The Spirit of God transported his hand-picked prophet Ezekiel into the middle of a long, deep valley. Perhaps it was a mass graveyard or an old battleground that had yet to be cleared. Because there were bones scattered everywhere. Back and forth, forth and back they went, Spirit and prophet, peering at, stepping gingerly around, inspecting up close the leftovers lying on the valley floor.
To these dead, dry bones Ezekiel is instructed to preach, "This is what the Sovereign Lord says to these bones: ‘I will make breath enter you, and you will come to life ... Then you will know that I am the Lord’." Talk about a difficult sermon. Perhaps it's like standing in front of a congregation that didn't quite support its budget in one year and telling them that the budget will increase next year. It's like asking a husband and wife who "don't love each other anymore" to stay married. It's like looking in the mirror and seeing someone who loves Jesus but hasn't lived much like it, and saying, "From now on people will know I'm a Christian by what I say and how I act." But Ezekiel knew what God could do, and tells us, "So I prophesied as I was commanded."
As much as skeletons give people the creeps, you may look at your life and see how much you'd like to do but haven't done, how positive and full of faith you'd like to be but haven't been, how faithful to every command of God you'd like to live but haven't lived.
These bones in the valley were more than just a field full of leftovers. They symbolized the nation of Israel in her spiritually dead condition. The former spiritual life and liveliness active in her forefathers had gasped its last breath. The Israelites, though physically living, had spiritually died and decayed.
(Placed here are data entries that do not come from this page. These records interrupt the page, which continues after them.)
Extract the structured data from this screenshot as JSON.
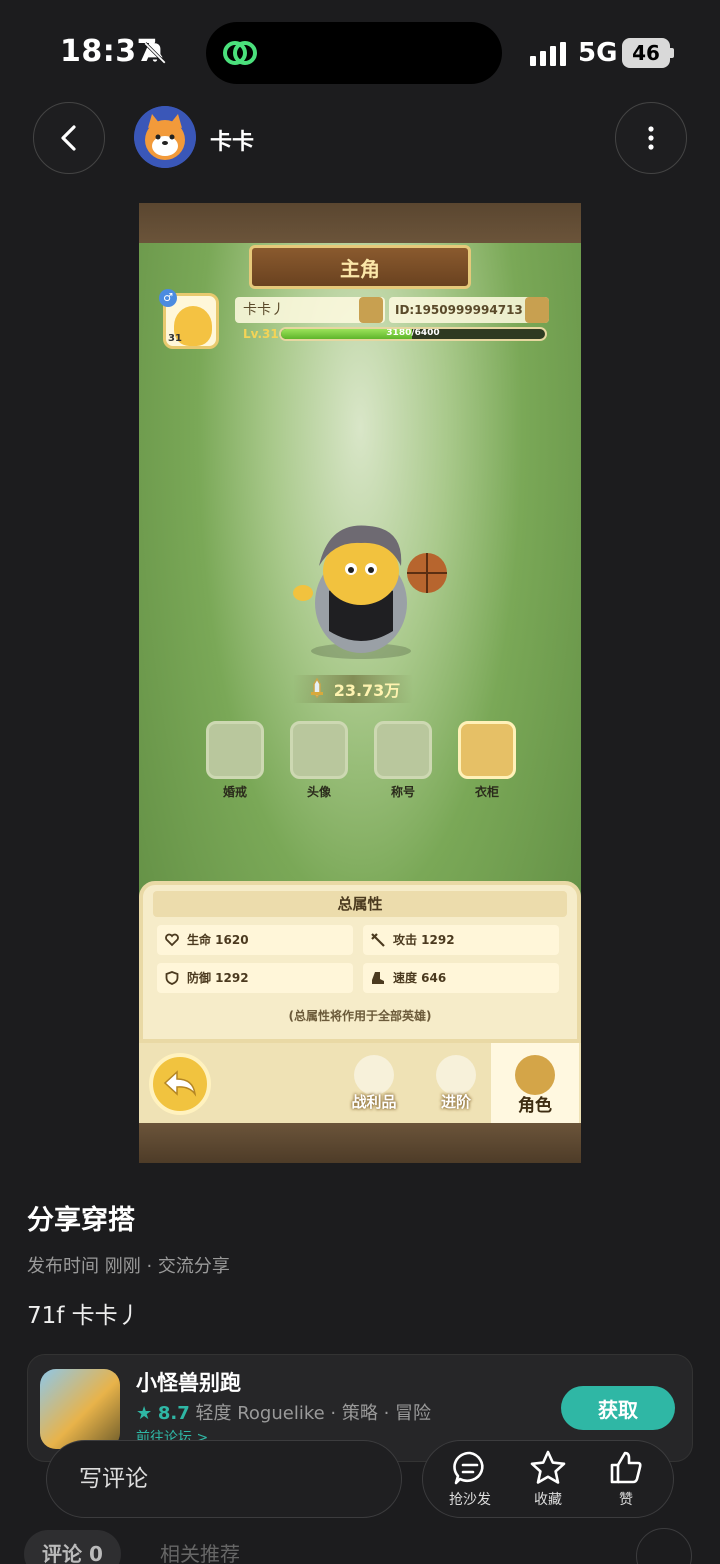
{
  "status_bar": {
    "time": "18:37",
    "network": "5G",
    "battery": "46"
  },
  "header": {
    "username": "卡卡"
  },
  "game": {
    "title": "主角",
    "player_name": "卡卡丿",
    "player_id": "ID:1950999994713",
    "avatar_level": "31",
    "level": "Lv.31",
    "xp_text": "3180/6400",
    "xp_fraction": 0.497,
    "power": "23.73万",
    "menu": [
      {
        "label": "婚戒"
      },
      {
        "label": "头像"
      },
      {
        "label": "称号"
      },
      {
        "label": "衣柜"
      }
    ],
    "attr_title": "总属性",
    "attrs": {
      "hp": "生命 1620",
      "atk": "攻击 1292",
      "def": "防御 1292",
      "spd": "速度 646"
    },
    "attr_note": "(总属性将作用于全部英雄)",
    "tabs": [
      {
        "label": "战利品"
      },
      {
        "label": "进阶"
      },
      {
        "label": "角色"
      }
    ]
  },
  "post": {
    "title": "分享穿搭",
    "meta": "发布时间 刚刚 · 交流分享",
    "body": "71f  卡卡丿"
  },
  "game_card": {
    "name": "小怪兽别跑",
    "rating": "8.7",
    "tags": "轻度 Roguelike · 策略 · 冒险",
    "link": "前往论坛 >",
    "get_label": "获取"
  },
  "bottom": {
    "comment_placeholder": "写评论",
    "sofa": "抢沙发",
    "fav": "收藏",
    "like": "赞"
  },
  "tabs": {
    "comments": "评论 0",
    "related": "相关推荐"
  },
  "colors": {
    "accent": "#2fb7a5",
    "background": "#1c1c1e"
  }
}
Today God knows that his special believers lose spiritual life and liveliness at times, too. He knows how our hearts can begin to decay, or become depressed with no hope, or become disinterested in spiritual things. And he knows we find it scary, like skeletons of dry bones scattered around our feet. So he shows us what he can do.
Shhh! Did you hear it? There it is again, and again, it's getting louder. Ka-chuk, ka-chuk, ka-chuk. What a clatter, what a commotion, what clamor as those dead, dry bones around Ezekiel rattle together. "I prophesied as he commanded me," the prophet excitedly explains, "and breath entered them; they came to life and stood up on their feet - a vast army."
What a transformation! What an awesome display of the Lord's boundless power! Old, dead bones now quakin' and shaken and taken over by the Spirit of the Lord ... jumping into formation, if not jumping for joy! A restoration of lost and lifeless Israel, and a restoration for the lost and lifeless Christian today. God wants his people to trust in his power implicitly like the prophet Ezekiel and they can expect wonderful things to happen! Call it revival, call it renewal, call it rejuvenation. It's new life for old bones.
PRAYER: Dear Spirit of Life, true God of might and Lord of mercy, I need a new life beginning today. I confess that I have killed so much of what you have already given to me, and I pray that, for the sake of Jesus Christ, you forgive me. Fill me once more with your breath of spiritual life and the power of Christ’s resurrection, for I am born again. Kindle my love with new life, that I might burn with love for others. Amen.